Bispecific Antibodies Could Be the Next Big Advance in Tumor Treatment Research

Monoclonal antibodies, tumor vaccines, immune checkpoint inhibitors, CAR-T cell immunotherapy, and bispecific antibodies are all effective cancer immunotherapy methods now available. CAR-T cells and bispecific antibodies, in particular, have gotten a lot of interest as potential anti-tumor immunotherapy techniques. Despite significant technical challenges in technology and industry, BsAb is seen as a promising medication for tumor and cancer treatment.

Bispecific antibodies (BsAb) are artificially engineered antibodies that can simultaneously bind two specific epitopes or proteins of interest. They have the ability to bind two different epitopes simultaneously and can play some special biological functions. BsAb mediates the killing of tumors by immune cells. Of the two antigen-binding arms, one binds to the target antigen and the other binds to the labeled antigen on the effector cells. The latter activates effector cells and targets them to kill tumor cells.

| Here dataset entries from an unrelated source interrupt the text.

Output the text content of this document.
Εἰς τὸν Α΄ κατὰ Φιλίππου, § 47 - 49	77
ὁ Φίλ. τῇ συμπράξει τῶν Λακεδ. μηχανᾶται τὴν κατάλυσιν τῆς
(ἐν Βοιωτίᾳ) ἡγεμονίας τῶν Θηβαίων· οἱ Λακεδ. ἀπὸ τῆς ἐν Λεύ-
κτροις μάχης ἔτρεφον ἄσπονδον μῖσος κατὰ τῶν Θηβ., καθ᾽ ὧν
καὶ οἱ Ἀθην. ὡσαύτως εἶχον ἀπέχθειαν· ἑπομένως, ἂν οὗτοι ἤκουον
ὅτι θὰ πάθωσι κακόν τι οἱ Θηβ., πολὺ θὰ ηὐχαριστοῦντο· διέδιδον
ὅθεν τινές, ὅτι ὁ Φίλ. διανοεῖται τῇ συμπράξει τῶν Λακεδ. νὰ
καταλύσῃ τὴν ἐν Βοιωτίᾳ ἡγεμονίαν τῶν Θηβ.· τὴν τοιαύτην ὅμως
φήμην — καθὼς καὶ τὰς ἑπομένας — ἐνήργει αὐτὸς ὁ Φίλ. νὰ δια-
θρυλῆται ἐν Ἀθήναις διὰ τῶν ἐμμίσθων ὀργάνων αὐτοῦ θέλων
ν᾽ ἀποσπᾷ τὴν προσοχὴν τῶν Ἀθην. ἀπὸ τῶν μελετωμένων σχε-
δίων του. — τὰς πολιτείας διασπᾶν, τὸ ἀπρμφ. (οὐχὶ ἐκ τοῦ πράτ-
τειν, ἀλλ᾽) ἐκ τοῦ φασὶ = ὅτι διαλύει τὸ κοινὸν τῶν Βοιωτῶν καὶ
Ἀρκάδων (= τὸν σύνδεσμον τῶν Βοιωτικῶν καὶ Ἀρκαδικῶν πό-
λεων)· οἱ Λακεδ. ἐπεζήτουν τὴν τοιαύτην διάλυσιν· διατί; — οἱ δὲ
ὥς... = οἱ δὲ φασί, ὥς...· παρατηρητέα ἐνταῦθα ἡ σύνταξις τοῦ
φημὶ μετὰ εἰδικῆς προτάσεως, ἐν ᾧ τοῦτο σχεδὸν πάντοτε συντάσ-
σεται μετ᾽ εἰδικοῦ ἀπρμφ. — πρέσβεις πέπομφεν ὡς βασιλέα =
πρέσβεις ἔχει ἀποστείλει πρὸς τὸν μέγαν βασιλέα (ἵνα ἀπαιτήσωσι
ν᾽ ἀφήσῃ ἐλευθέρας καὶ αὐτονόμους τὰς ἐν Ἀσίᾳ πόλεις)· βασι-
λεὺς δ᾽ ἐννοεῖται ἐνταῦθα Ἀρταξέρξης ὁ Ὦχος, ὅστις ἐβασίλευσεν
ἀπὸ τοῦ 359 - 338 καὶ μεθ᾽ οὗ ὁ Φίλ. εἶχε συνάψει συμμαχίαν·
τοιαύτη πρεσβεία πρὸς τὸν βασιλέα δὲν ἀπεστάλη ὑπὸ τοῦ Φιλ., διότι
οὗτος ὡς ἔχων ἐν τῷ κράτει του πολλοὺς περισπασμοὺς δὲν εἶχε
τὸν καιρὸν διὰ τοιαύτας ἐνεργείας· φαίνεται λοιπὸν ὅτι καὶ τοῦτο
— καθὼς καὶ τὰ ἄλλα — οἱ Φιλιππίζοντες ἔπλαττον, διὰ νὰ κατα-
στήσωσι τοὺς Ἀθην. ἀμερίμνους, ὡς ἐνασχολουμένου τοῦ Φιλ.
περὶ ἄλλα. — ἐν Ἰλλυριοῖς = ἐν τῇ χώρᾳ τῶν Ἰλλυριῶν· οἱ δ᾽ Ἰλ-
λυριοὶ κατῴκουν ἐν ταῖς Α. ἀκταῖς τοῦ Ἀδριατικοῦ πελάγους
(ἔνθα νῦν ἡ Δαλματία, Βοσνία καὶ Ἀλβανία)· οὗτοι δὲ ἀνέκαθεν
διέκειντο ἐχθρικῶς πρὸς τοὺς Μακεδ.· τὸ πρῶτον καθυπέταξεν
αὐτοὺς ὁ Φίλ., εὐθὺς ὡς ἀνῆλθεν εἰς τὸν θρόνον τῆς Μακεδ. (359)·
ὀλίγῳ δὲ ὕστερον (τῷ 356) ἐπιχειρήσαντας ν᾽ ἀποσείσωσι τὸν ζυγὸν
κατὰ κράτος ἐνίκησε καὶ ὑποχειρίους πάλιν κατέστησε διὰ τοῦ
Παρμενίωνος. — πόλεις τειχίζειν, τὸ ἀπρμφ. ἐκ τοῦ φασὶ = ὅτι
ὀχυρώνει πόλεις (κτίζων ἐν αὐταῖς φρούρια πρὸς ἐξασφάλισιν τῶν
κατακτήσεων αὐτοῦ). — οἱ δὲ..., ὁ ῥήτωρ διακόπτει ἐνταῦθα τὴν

BsAb can simultaneously bind dual targets, block dual signaling pathways, play unique or overlapping functions, and effectively prevent drug resistance. What’s more, the two antigen binding arms bind different antigens, which effectively enhances the binding specificity and targeting of the antibody to cancer cells while reducing off-target toxicity. In addition, the use of BsAb can also effectively reduce the cost of treatment. Compared with monoclonal antibodies, it has stronger tissue penetration, tumor cell killing efficiency and clinical indications, and the dosage can be reduced to a minimum of 1/2000, which significantly reduces the cost of tumor treatment.

The preparation of BsAb mainly includes chemical coupling method, double hybridoma fusion method and genetic engineering. The chemical coupling method is the earliest preparation technique. Two complete IgG or antibody fragments are coupled into a BsAb through chemical coupling reagents. This technique is fast and simple, but it is easy to destroy the antigen binding site and is uncertain about safety and carcinogenicity. The double hybridoma fusion method is to synthesize two different hybridoma cells into two-hybridoma cell lines by cell fusion, and then obtain cloned cells through conventional hybridoma screening. The BsAb produced by this technology is random and low in efficiency, but has good biological activity and stable structure. Genetic engineering for bispecific antibody uses genetic engineering technology to transform antibodies to form various forms of bispecific antibodies. This technique is currently more commonly used to prepare BsAb.

"Bispecific antibody, as the latest concept in the field of antibody drugs, is regarded as the second-generation antibody therapy for the treatment of tumors." Said an expert at Creative Biolabs, a leading biotech company in BsAb field, "The ability to simultaneously detect several antigens or combine antigen binding sites with assay markers makes it an important target for further research in biomedicine, pharmacology and diagnostics."

Mismatches, purification, instability of downstream processes, instability of the two antibodies, and imbalance of their expression are only a few of the hurdles it encounters in commercialization as a forward-thinking technology. With the advancement of technology, it is expected that more and better approaches will be developed in the future to improve various BsAbs so that they have greater efficacy and fewer side effects, providing hope to cancer patients.